Pressão para impedir candidatura de condenados com direito a recurso

Sabrina Craide

Repórter da Agência Brasil

Brasília – Representantes de entidades da sociedade civil reforçaram ontem (4) sua posição favorável ao movimento da Associação dos Magistrados Brasileiros (AMB) para que que pessoas condenadas em primeira instância não possam concorrer a cargos públicos e alertaram que uma decisão contrária do Supremo Tribunal Federal (STF) pode trazer conseqüências negativas para outras esferas da sociedade.

Os ministros do STF devem julgar na próxima quarta-feira (6) a ação proposta pela AMB para permitir que juízes eleitorais possam negar registros de candidatura a políticos que respondam a processo criminal. O pedido contraria entendimento anterior do Tribunal Superior Eleitoral (TSE), que decidiu que o candidato só pode ter o registro indeferido quando houver condenação com trânsito em julgado, ou seja, com sentença definitiva.

O presidente da Associação dos Juízes Federais do Brasil (Ajufe), Fernando Mattos, lembrou que, se o STF decidir que as restrições só valem para quem for condenado em última instância, esse entendimento pode ser aplicado também a esferas administrativas, como nos concursos públicos.

“Imagine se uma pessoa com condenações na Justiça pudesse se candidatar a um concurso para juiz, para delegado de polícia, para promotor de Justiça.

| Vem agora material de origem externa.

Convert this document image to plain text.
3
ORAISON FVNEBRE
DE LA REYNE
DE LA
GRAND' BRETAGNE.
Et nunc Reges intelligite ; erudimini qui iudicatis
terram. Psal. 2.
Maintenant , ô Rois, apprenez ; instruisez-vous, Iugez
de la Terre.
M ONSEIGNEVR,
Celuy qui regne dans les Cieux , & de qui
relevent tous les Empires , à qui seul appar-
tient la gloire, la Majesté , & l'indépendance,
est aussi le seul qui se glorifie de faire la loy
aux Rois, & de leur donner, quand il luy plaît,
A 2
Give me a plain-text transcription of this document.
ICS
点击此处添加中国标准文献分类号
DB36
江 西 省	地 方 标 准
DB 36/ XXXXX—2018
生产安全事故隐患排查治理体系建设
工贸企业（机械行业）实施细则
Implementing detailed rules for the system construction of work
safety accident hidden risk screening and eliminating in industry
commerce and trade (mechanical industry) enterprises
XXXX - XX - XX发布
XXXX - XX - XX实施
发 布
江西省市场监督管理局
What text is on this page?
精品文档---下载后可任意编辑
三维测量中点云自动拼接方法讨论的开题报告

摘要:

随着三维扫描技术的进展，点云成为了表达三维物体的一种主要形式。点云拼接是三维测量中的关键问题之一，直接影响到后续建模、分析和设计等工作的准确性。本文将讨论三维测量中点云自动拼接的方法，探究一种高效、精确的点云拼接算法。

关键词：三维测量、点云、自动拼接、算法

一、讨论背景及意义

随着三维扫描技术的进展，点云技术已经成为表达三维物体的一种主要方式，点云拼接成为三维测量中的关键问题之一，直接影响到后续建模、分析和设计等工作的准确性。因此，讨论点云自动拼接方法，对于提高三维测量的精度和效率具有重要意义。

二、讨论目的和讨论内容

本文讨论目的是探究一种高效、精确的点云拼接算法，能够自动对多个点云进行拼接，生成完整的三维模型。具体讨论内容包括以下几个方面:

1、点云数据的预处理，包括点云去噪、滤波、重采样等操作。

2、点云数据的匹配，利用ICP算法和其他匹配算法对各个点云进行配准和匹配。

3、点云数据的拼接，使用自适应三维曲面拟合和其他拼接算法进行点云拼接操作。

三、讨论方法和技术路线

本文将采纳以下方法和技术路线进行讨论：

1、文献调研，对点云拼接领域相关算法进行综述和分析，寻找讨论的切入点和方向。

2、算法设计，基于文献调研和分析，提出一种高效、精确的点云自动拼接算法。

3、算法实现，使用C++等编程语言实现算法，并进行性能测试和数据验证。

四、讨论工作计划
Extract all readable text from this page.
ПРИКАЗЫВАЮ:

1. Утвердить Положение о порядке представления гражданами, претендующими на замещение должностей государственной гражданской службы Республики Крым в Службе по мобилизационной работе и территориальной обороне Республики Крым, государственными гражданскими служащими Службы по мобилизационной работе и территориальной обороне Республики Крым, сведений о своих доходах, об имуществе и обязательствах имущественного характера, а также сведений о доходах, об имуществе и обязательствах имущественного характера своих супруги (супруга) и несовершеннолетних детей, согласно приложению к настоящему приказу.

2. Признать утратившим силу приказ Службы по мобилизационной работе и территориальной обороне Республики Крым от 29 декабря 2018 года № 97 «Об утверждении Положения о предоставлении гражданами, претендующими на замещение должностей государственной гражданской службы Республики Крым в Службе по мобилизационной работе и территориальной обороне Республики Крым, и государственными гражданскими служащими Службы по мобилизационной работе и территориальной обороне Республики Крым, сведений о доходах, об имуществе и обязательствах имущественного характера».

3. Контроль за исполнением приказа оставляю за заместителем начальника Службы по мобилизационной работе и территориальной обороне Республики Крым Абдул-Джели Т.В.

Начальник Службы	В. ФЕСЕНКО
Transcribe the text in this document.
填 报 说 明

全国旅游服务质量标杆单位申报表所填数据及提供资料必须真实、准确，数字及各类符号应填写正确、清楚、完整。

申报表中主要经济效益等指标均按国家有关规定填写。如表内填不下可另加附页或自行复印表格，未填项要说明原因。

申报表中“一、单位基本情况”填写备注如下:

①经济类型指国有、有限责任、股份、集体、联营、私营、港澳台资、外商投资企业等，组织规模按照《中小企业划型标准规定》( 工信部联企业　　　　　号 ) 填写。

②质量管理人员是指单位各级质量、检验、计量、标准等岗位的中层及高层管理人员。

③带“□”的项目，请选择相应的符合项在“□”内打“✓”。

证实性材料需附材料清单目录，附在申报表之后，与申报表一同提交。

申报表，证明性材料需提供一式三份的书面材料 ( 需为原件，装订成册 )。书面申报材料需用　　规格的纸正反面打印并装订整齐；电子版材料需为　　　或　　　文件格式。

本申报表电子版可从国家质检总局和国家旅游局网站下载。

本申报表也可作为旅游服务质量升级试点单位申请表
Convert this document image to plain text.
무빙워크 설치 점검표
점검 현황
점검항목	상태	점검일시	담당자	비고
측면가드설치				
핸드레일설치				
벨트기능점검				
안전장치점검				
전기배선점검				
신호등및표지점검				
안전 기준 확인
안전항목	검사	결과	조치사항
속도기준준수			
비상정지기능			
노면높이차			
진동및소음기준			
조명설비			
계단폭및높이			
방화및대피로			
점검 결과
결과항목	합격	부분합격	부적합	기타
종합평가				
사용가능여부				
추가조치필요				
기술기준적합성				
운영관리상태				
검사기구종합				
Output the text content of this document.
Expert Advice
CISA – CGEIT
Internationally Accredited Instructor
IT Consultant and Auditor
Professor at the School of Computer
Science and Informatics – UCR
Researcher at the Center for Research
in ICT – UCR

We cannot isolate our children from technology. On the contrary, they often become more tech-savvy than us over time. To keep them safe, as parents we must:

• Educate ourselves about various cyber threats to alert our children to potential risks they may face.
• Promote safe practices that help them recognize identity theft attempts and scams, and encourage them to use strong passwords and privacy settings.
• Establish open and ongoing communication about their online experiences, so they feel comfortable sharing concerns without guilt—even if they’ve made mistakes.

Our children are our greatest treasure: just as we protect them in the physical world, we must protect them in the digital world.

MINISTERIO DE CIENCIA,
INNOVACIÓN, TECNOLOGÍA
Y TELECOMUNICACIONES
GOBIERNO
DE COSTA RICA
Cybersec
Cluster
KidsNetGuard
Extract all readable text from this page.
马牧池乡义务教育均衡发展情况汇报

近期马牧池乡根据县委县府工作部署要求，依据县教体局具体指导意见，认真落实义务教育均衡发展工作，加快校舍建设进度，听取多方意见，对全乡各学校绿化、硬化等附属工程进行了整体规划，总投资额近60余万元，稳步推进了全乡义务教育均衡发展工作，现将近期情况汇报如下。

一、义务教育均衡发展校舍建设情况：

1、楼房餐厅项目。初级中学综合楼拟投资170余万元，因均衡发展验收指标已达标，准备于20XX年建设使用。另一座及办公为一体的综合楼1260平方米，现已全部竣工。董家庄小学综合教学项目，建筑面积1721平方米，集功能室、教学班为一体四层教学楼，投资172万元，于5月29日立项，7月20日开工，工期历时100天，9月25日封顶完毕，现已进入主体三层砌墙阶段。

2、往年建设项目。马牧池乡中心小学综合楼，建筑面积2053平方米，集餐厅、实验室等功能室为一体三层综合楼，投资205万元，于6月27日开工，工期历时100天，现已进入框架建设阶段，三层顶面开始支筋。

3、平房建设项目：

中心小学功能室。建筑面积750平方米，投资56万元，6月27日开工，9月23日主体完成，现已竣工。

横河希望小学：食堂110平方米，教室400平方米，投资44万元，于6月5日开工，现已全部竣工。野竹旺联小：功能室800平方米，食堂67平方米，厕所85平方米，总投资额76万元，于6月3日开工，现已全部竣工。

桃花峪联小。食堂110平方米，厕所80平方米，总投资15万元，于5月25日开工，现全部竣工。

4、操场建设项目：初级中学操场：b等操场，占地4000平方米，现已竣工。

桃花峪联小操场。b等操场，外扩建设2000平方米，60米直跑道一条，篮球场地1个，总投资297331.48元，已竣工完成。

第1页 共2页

Imagine a instabilidade que isso traria para a sociedade”, disse.

O presidente da Associação Nacional dos Membros do Ministério Público (Conamp), José Carlos Consenzo, também lembrou que as mesmas regras dos concursos devem valer para a política. “Hoje, quem faz concurso público tem que apresentar bons antecedentes. Por que não se pode aplicar a mesma regra para a política, que é muito mais ampla?”, questiona.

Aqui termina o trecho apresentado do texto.